Adoption is not a substitute for pregnancy. It does not make the desire go away. It will not give you biological descendants who look like you. I’ve been to those information meetings at the agency with other anxious couples considering adoption. Some of us come to the table with the wrong expectations.
It will give you “a child of your own”. When people use this phrase, they mean a child with your genes, who reminds you of yourself. But I want to challenge this definition. If something is my own, it means it belongs to me, and not to someone else. It doesn’t matter how it came to me, whether I made it, purchased it, or received it as a gift. If it is mine I care for it and am responsible for it. If this object is complimented, I say “thank you” and receive that personally. So it is with my children. They do not belong to someone else. They do not have other parents who love and care for them. I can’t take credit genetically for their physical beauty, yet I feed, groom and dress them to maintain it. So I say “thank you” to their compliments and apologize for their offenses. They are mine.

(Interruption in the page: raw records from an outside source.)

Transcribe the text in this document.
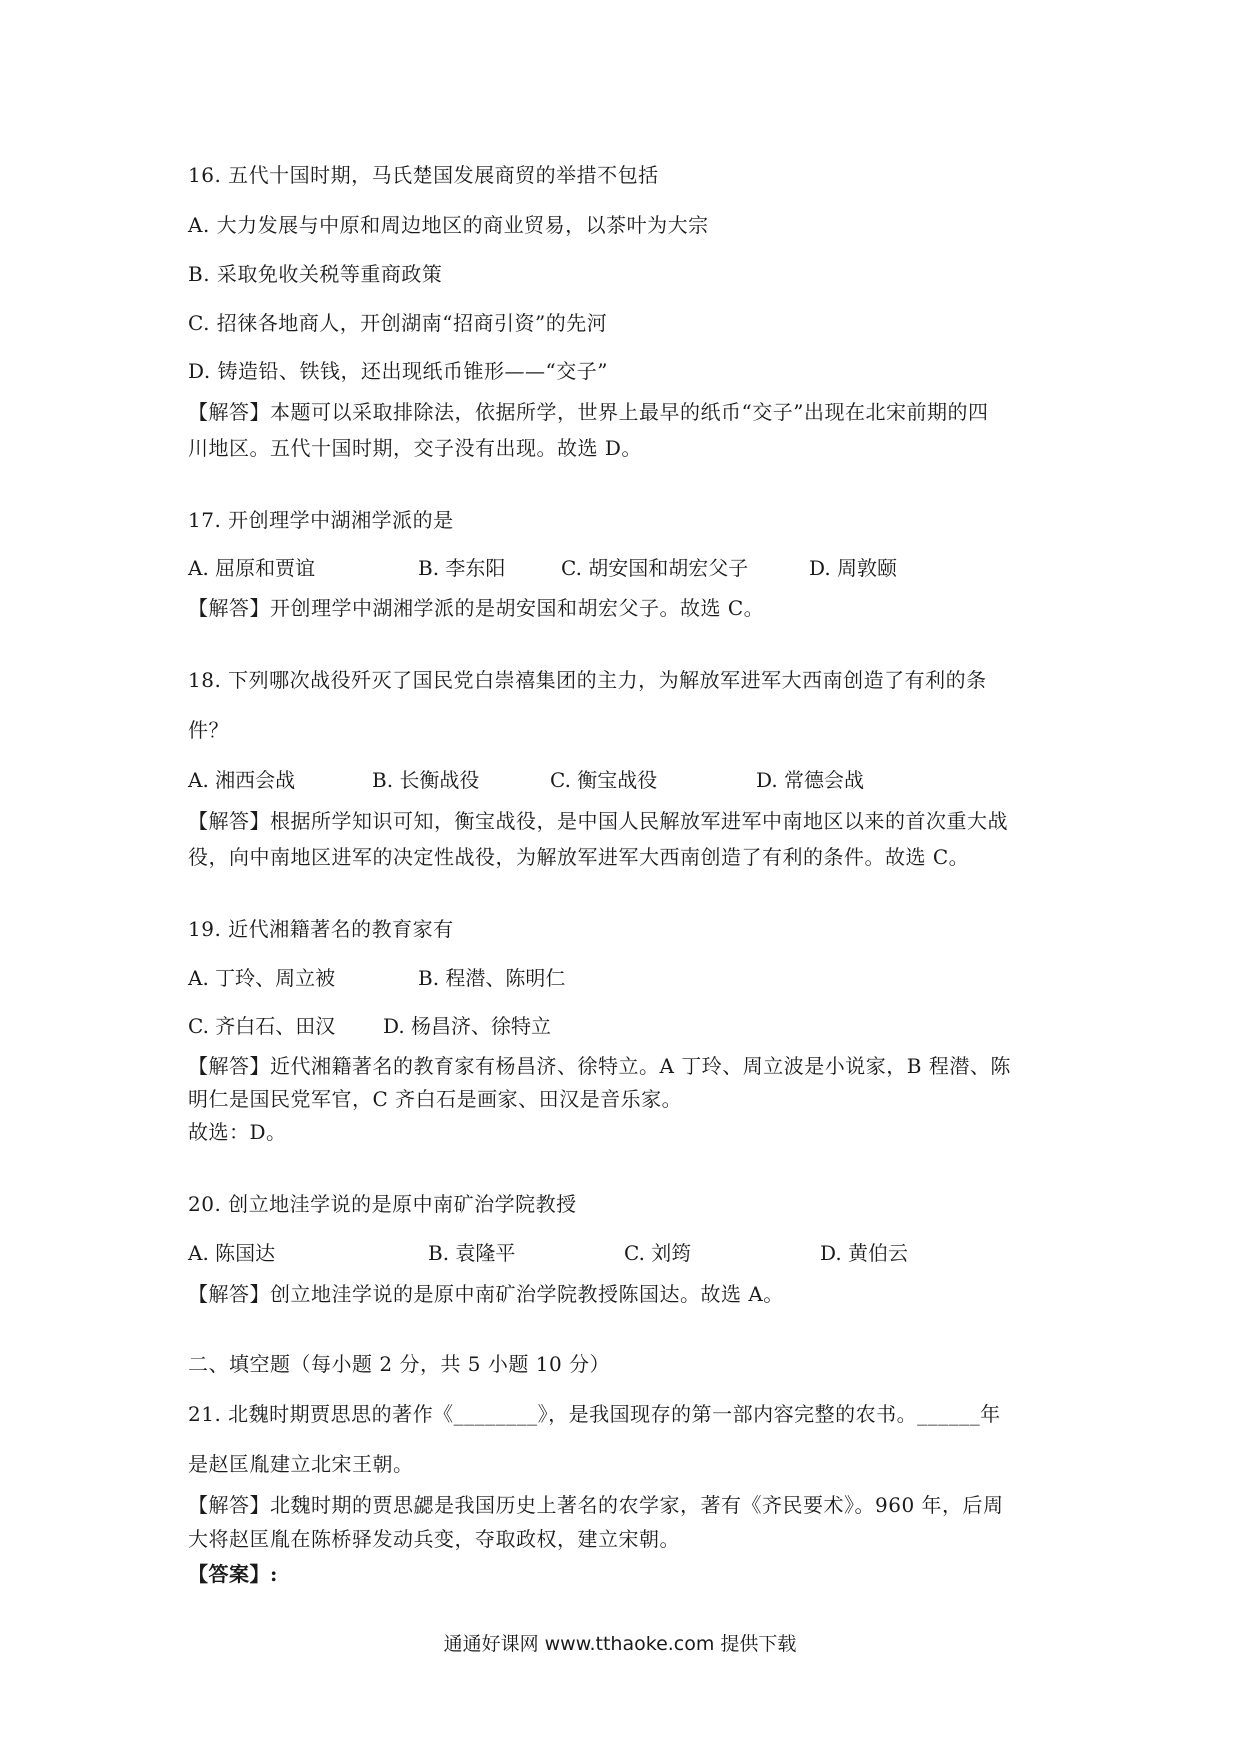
16. 五代十国时期，马氏楚国发展商贸的举措不包括
A. 大力发展与中原和周边地区的商业贸易，以茶叶为大宗
B. 采取免收关税等重商政策
C. 招徕各地商人，开创湖南“招商引资”的先河
D. 铸造铅、铁钱，还出现纸币锥形——“交子”
【解答】本题可以采取排除法，依据所学，世界上最早的纸币“交子”出现在北宋前期的四
川地区。五代十国时期，交子没有出现。故选 D。
17. 开创理学中湖湘学派的是
A. 屈原和贾谊	B. 李东阳	C. 胡安国和胡宏父子	D. 周敦颐
【解答】开创理学中湖湘学派的是胡安国和胡宏父子。故选 C。
18. 下列哪次战役歼灭了国民党白崇禧集团的主力，为解放军进军大西南创造了有利的条
件？
A. 湘西会战	B. 长衡战役	C. 衡宝战役	D. 常德会战
【解答】根据所学知识可知，衡宝战役，是中国人民解放军进军中南地区以来的首次重大战
役，向中南地区进军的决定性战役，为解放军进军大西南创造了有利的条件。故选 C。
19. 近代湘籍著名的教育家有
A. 丁玲、周立被	B. 程潜、陈明仁
C. 齐白石、田汉 D. 杨昌济、徐特立
【解答】近代湘籍著名的教育家有杨昌济、徐特立。A 丁玲、周立波是小说家，B 程潜、陈
明仁是国民党军官，C 齐白石是画家、田汉是音乐家。
故选：D。
20. 创立地洼学说的是原中南矿治学院教授
A. 陈国达	B. 袁隆平	C. 刘筠	D. 黄伯云
【解答】创立地洼学说的是原中南矿治学院教授陈国达。故选 A。
二、填空题（每小题 2 分，共 5 小题 10 分）
21. 北魏时期贾思思的著作《________》，是我国现存的第一部内容完整的农书。______年
是赵匡胤建立北宋王朝。
【解答】北魏时期的贾思勰是我国历史上著名的农学家，著有《齐民要术》。960 年，后周
大将赵匡胤在陈桥驿发动兵变，夺取政权，建立宋朝。
【答案】:
通通好课网 www.tthaoke.com 提供下载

And though we don’t share biology, they become more like us every month that goes by. The Jade gestures while he talks just like I do. He shares Bob’s cheesy sense of humor. They will absorb our values and worldview as they grow up, making them more “our own”.
When I struggle with what we don’t have, I feel a strong sense of calling to embrace the story we do. To marvel at the Jade’s shiny black locks and almond eyes. His wily agility and the adventurous extroversion we couldn’t give a biological kid. To stroke Nick’s curls and kiss his round forehead and button nose. To watch the hidden gifts emerge in them. Their gifts are more than a natural reflection of Bob and I. They are mysterious and divine, from a little known genetic heritage and a different cultural past. Yet they are now a part of our family. We love the children that were chosen for us and have become our own, and embrace our special interconnectedness with their birth parents and the families we have never met, to show forth the unifying power of the gospel in our our multiracial family.